Once you have determined your ideal consumer, then you can build an accurate audience with the people who are in-market for the product or service you sell and are most likely to respond to your ads.

Typically, the Counts team will pull an audience segment based on consumers with the aligned intent to purchase, demographic, interests, etc. Certain criteria can be set across media channels to either open the campaign for a broad reach or narrow the selection more specifically to fit campaign requirements – such as residence within a radius from a retail location, age group or annual income.

A select number of people who fit the criteria are compiled to serve as an ideal target audience for your media campaign.

Campaign Details

Other campaign details that must be considered are:

  • The flight (or timeline) of the campaign
  • Budget allotted to the campaign, and
  • Media channels by which you will reach your target audience.

Based on your campaign goals (i.e. brand awareness or conversions) and your budget, a media planner will help coordinate the flight and channels of the campaign accordingly.

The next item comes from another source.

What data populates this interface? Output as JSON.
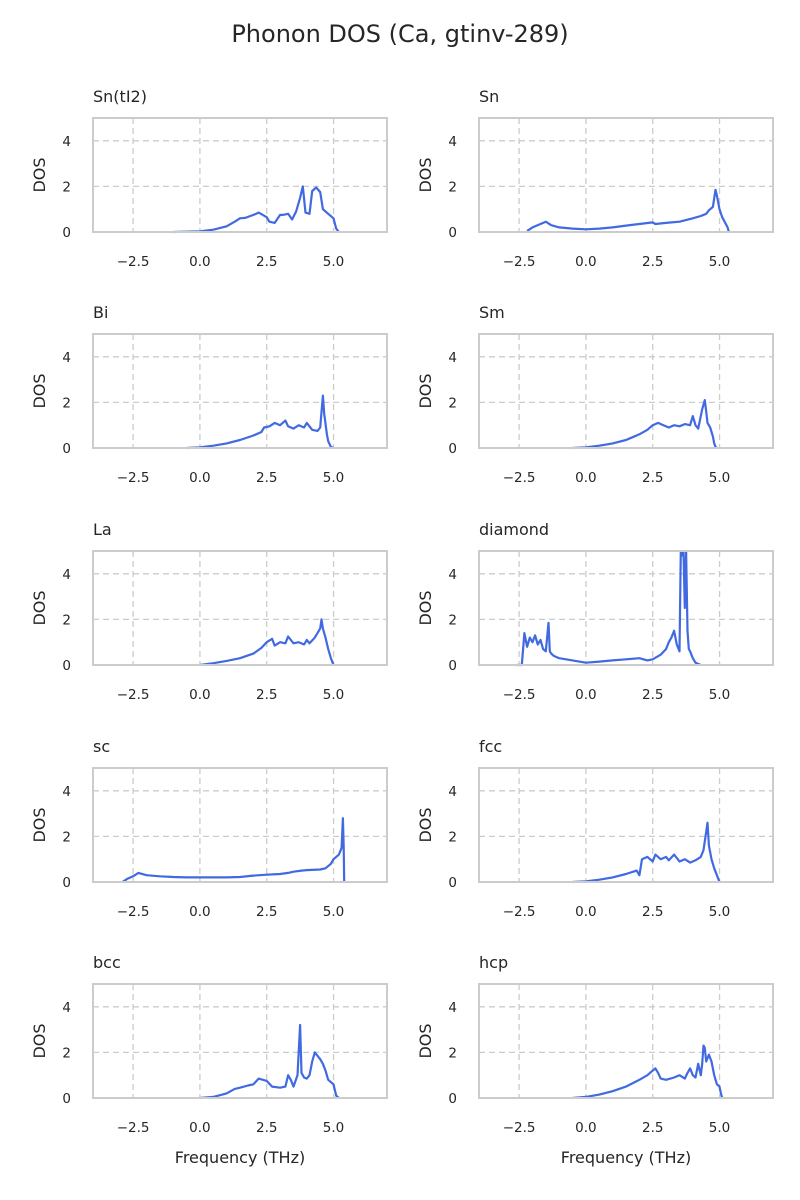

Whether it is through desktop, mobile, tablets, social media, etc., meet your target audience where they are engaging most by analyzing their media preferences.

Build Your Media Plan

Once all of the necessary target audience is created and counts are compiled, it’s time to build your media plan.

A media plan will include details such as specific media channels best for message delivery, the number of impressions, the cost per million clicks and creative development specifications.

Creative development specifications entail the actual images and message of the banner ads that will be delivered across different platforms and ensuring that they are engaging – to boost clicks and responses.

Media planning compiles all of the marketers’ desired goals, data compiled from targeting technologies, creative development specifications for the actual ads and accessibility to certain ad exchanges to determine the best way to deliver the message to target audiences.

Your campaign will span through a specific amount of time and can be delivered across desktop, native, mobile and email.

Measure Your Success

Once the campaign is deployed, the most important part of media planning actually begins.

Your media planner will analyze and achieve measurable goals by tracking engagement, such as click-through rates in delivered emails and form sign-ups on the website. This way, marketers can understand what works best and what drove the most engagement and revenue to optimize the existing campaign and maximize the success of future campaigns.

Valuable media delivery and the analysis of real-time engagement data ensures that your marketing dollars are being invested into real results, as opposed to wasted impressions sent to ad bots and unengaged strangers.

Media planning is essential to the success of your campaign, delivering the most relevant ads to the right people on their favorite devices.